Rot-grüne Koalition (1998 – 2005)
1998 brachte die rot-grüne Koalition mit Bundeskanzler Gerhard Schröder und Außenminister Fischer nach 16 Jahren Amtszeit Kohls den ersten bundesdeutschen Regierungswechsel, der durch eine Wahl und nicht durch einen Parteiwechsel zustande kam, und damit auch deutliche Veränderungen: Innenpolitisch kam es zur Einführung der Ökosteuer (1999) und der gesetzlichen Lebenspartnerschaft für Homosexuelle (2001) sowie zur Vereinbarung über den Atomausstieg (2000), außenpolitisch zur Beteiligung der Bundeswehr am Kosovokrieg der NATO und nach dem Terroranschlag auf das World Trade Center in New York 2001 zum Bundeswehreinsatz in Afghanistan.
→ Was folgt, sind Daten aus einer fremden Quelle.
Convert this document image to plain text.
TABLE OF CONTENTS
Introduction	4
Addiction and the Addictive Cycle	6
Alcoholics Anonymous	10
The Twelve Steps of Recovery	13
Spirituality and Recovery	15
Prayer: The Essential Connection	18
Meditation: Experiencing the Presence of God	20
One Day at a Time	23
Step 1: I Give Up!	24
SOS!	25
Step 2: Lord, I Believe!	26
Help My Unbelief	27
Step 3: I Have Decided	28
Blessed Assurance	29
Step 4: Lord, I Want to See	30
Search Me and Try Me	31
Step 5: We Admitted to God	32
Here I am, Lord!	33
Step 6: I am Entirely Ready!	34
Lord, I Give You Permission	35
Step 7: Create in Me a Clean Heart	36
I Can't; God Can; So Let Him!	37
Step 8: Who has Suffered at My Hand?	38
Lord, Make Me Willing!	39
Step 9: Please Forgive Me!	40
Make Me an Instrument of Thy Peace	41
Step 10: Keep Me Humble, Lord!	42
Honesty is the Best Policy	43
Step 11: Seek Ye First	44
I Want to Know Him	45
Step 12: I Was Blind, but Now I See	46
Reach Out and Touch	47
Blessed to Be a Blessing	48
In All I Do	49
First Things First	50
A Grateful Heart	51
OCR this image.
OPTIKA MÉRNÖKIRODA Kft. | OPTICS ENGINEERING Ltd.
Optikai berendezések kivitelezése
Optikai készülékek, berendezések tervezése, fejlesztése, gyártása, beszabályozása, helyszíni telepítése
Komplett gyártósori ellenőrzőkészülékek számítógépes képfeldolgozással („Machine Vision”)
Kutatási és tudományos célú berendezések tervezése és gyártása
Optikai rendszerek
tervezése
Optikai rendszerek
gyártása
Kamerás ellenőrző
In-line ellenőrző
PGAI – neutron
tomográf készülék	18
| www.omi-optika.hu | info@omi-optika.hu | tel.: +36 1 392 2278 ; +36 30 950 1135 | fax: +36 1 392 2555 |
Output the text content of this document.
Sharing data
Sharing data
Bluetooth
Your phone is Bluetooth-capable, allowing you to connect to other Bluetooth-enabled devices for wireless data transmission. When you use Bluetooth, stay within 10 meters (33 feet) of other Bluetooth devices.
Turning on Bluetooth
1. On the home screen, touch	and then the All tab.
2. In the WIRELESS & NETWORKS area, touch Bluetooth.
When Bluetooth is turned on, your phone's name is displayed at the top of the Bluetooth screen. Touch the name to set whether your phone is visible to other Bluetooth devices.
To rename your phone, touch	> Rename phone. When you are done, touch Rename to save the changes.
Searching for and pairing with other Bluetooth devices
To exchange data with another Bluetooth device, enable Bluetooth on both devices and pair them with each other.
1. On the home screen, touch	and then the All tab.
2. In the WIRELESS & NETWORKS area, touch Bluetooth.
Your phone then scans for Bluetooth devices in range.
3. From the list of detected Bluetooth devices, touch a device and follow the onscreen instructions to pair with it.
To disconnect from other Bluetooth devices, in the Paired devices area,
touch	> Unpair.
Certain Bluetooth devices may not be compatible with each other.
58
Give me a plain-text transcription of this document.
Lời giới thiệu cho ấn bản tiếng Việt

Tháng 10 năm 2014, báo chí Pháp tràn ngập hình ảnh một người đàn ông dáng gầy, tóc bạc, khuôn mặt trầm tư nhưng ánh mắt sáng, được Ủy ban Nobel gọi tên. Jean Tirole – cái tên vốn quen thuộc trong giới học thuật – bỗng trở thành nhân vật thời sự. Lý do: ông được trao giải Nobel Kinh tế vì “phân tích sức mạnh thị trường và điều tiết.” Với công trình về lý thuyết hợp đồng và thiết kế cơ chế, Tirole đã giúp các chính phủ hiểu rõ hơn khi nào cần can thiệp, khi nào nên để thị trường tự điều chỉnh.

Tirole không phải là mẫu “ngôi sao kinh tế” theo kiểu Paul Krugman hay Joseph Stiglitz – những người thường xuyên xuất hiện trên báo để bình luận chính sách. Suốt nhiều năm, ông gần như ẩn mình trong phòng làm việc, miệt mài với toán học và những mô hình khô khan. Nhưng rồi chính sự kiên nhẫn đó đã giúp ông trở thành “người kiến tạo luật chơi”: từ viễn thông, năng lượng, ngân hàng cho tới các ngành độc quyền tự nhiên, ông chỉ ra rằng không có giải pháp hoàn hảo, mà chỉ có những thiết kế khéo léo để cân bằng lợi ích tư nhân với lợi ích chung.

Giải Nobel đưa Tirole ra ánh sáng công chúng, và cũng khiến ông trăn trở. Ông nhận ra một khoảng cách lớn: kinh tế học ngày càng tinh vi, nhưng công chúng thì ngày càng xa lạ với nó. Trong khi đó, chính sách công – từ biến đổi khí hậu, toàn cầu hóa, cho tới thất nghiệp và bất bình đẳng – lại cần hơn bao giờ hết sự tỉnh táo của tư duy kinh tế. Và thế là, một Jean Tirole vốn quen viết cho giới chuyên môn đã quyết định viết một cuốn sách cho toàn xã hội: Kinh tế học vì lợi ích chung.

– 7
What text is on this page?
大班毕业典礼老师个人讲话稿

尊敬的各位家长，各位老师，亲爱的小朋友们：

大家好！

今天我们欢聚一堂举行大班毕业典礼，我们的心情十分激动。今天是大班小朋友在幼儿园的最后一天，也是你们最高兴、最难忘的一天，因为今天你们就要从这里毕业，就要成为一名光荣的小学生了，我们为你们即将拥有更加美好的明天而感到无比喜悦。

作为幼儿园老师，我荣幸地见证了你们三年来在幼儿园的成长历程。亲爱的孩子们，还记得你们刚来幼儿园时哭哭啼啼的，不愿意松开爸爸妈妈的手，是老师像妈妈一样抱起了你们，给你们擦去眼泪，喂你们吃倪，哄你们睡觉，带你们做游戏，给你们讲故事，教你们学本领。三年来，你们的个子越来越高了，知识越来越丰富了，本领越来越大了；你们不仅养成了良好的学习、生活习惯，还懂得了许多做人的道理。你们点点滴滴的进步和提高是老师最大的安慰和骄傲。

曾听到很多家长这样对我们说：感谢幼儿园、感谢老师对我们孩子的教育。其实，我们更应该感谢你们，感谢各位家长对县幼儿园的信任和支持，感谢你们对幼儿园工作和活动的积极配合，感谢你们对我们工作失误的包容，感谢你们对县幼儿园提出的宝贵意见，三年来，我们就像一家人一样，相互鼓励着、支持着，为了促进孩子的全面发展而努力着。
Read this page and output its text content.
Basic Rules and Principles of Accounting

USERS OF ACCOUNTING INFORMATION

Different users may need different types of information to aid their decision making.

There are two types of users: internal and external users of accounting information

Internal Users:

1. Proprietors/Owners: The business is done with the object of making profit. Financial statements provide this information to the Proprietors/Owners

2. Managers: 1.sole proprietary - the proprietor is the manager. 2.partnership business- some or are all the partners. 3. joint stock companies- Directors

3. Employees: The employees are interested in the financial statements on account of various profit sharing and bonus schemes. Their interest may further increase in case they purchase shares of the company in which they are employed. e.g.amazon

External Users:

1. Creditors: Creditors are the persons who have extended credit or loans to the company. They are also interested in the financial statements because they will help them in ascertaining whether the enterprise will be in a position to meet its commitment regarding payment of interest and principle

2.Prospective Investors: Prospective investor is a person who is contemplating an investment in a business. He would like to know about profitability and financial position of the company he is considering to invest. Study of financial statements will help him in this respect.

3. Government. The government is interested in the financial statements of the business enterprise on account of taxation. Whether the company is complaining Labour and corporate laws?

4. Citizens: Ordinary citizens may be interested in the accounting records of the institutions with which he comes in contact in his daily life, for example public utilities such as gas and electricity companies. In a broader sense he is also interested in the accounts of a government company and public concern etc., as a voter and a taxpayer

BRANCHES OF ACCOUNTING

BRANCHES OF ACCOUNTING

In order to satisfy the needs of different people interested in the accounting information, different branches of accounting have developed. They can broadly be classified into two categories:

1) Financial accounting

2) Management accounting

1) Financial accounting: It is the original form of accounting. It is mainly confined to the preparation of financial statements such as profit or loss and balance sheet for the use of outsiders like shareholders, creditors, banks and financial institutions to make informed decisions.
In der CDU führte die Spendenaffäre zum Aufstieg Angela Merkels zur Vorsitzenden.
Wirtschafts- und sozialpolitisch schwenkte die rot-grüne Koalition nach dem Rücktritt des Finanzministers und Parteivorsitzenden Lafontaine Anfang 1999 auf einen eher wirtschaftsliberalen Kurs mit allgemeinen Steuersenkungen und öffentlicher Sparpolitik. Nach der Wiederwahl der Koalition, die sich nicht zuletzt Schröders publikumswirksamen Eingreifen bei der Elbeflut verdankte, wurde diese Politik mit der Agenda 2010 mit sozialpolitischen Kürzungen, insbesondere der Beschränkung des Arbeitslosengeldes (Hartz IV) verstärkt fortgeführt.
Außenpolitisch kam es mit der Entscheidung der USA für einen Irakkrieg zur Umorientierung. Schröder stellte sich zusammen mit Frankreich und Russland gegen den Krieg und näherte sich Russland etwas an.
Als Hartz IV zu größeren Protesten und zu Wahlverlusten der SPD führte, trat Schröder vom SPD-Vorsitz zurück. Doch auch sein Nachfolger Müntefering konnte Wahlverluste nicht vermeiden. So wurde 2004 der ehemalige IWF-Vorsitzende Horst Köhler mit den Stimmen von CDU/CSU und FDP zum Bundespräsidenten gewählt und 2005 kam es zum Verlust der Jahrzehnte dauernden SPD-Mehrheit in Nordrhein-Westfalen. Daraufhin beantragte Schröder Neuwahlen.
Große Koalition ab 2005
Obwohl die aus der PDS und SPD-Abweichlern hervorgegangene Linkspartei der SPD Stimmen kostete, kam es aber nicht zur schwarz-gelben Mehrheit, so dass Angela Merkel nur durch die Bildung einer neuen Großen Koalition zur Bundeskanzlerin wurde.